Il est de mode, en France, de traiter fort légèrement l’acquis scientifique de Voltaire. L’Allemagne lui rend, à cet égard, meilleure justice. Le même du Bois-Reymond, l’éminent physiologiste que je viens de citer, a, dans un discours[1] prononcé il y a huit ans devant l’Académie de Berlin, rappelé les titres de Voltaire à compter parmi les promoteurs des sciences au dix-huitième siècle. En un temps où les savants français ne juraient encore que par Descartes Voltaire, le premier, fit connaître les recherches et le système de Newton. C’est lui qui détermina madame du Châtelet à traduire les Principia ; et lui-même, décidé peut-être par l’exemple du Vénitien Algarotti qui lut à Cirey des dialogues intitulés Il Newtonianismo per le donne, le « Newtonianisme pour les dames, » composa ses Éléments de la philosophie de Newton. Dans la lutte qui aussitôt mit aux prises les tenants, soit de Descartes, soit de Newton, soit de Leibniz, dans la crise scientifique où se mêlèrent les idées qui ont hâté la conception contemporaine de l’univers, quel parti devait être le sien ? Lui, fondateur de la philosophie morale, devenue avec Hume et Kant la philosophie « critique », comment se prononcerait-il en ce débat de haute physique et de cosmologie, qui regardait, non l’homme, mais la nature ?

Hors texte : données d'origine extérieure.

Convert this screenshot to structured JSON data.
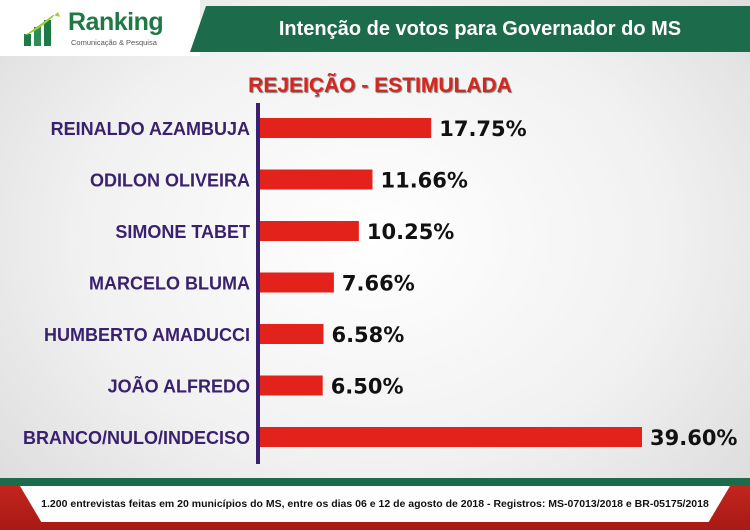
{
  "logo": {
    "name": "Ranking",
    "tagline": "Comunicação & Pesquisa"
  },
  "header": {
    "title": "Intenção de votos para Governador do MS"
  },
  "subtitle": "REJEIÇÃO - ESTIMULADA",
  "colors": {
    "bar": "#e3231b",
    "axis": "#3a2170",
    "header_bg": "#1c6b4b",
    "footer_bg": "#c8261f"
  },
  "chart_data": {
    "type": "bar",
    "orientation": "horizontal",
    "categories": [
      "REINALDO AZAMBUJA",
      "ODILON OLIVEIRA",
      "SIMONE TABET",
      "MARCELO BLUMA",
      "HUMBERTO AMADUCCI",
      "JOÃO ALFREDO",
      "BRANCO/NULO/INDECISO"
    ],
    "values": [
      17.75,
      11.66,
      10.25,
      7.66,
      6.58,
      6.5,
      39.6
    ],
    "value_labels": [
      "17.75%",
      "11.66%",
      "10.25%",
      "7.66%",
      "6.58%",
      "6.50%",
      "39.60%"
    ],
    "unit": "%",
    "xlim": [
      0,
      39.6
    ],
    "grid": false,
    "legend": "none"
  },
  "footer": {
    "note": "1.200 entrevistas feitas em 20 municípios do MS, entre os dias 06 e 12 de agosto de 2018 - Registros: MS-07013/2018 e BR-05175/2018"
  }
}
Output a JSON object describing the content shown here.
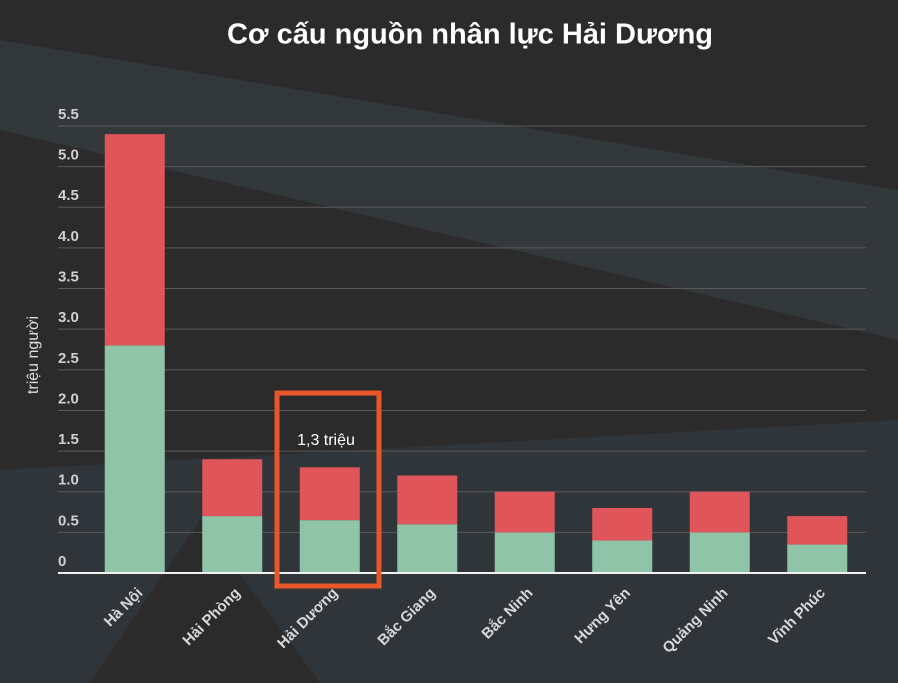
{
  "chart_data": {
    "type": "stacked_bar",
    "title": "Cơ cấu nguồn nhân lực Hải Dương",
    "y_label": "triệu người",
    "annotation": "1,3 triệu",
    "categories": [
      "Hà Nội",
      "Hải Phòng",
      "Hải Dương",
      "Bắc Giang",
      "Bắc Ninh",
      "Hưng Yên",
      "Quảng Ninh",
      "Vĩnh Phúc"
    ],
    "series": [
      {
        "color": "#8fc4a9",
        "values": [
          2.8,
          0.7,
          0.65,
          0.6,
          0.5,
          0.4,
          0.5,
          0.35
        ]
      },
      {
        "color": "#e0555a",
        "values": [
          2.6,
          0.7,
          0.65,
          0.6,
          0.5,
          0.4,
          0.5,
          0.35
        ]
      }
    ],
    "ylim": [
      0,
      5.5
    ],
    "yticks": [
      0,
      0.5,
      {
        "value": 1,
        "label": "1.0"
      },
      1.5,
      {
        "value": 2,
        "label": "2.0"
      },
      2.5,
      {
        "value": 3,
        "label": "3.0"
      },
      3.5,
      {
        "value": 4,
        "label": "4.0"
      },
      4.5,
      {
        "value": 5,
        "label": "5.0"
      },
      5.5
    ],
    "grid": true
  }
}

À l’heure qu’il est, la science allemande paraît engagée en deux directions très-distinctes : elle s’inspire soit des doctrines naturalistes qui prévalaient en France à la fin du dernier siècle, chez un d’Holbach, ou chez un Diderot, soit de cet esprit d’analyse, demi-positif, demi-sceptique, pour lequel certains savants d’aujourd’hui aiment à dire qu’ils relèvent de Kant. D’un côté[2], Hæckelet Strauss, aux yeux de qui la nature est un « Tout » animé, toujours en mou-

  1. Le titre du discours est : Festrede in der öffentlichen Selzung des Koniglich preussichen Akademie der Wissenschaften zur Gedächtnissfeier Friedrichs II. »
  2. Hæckel. Die Schöpfüngsgeschichte. Strauss, l’Ancienne et la nouvelle foi, traduite en français par Narval (E. Lesigne), Reinwald. 1876.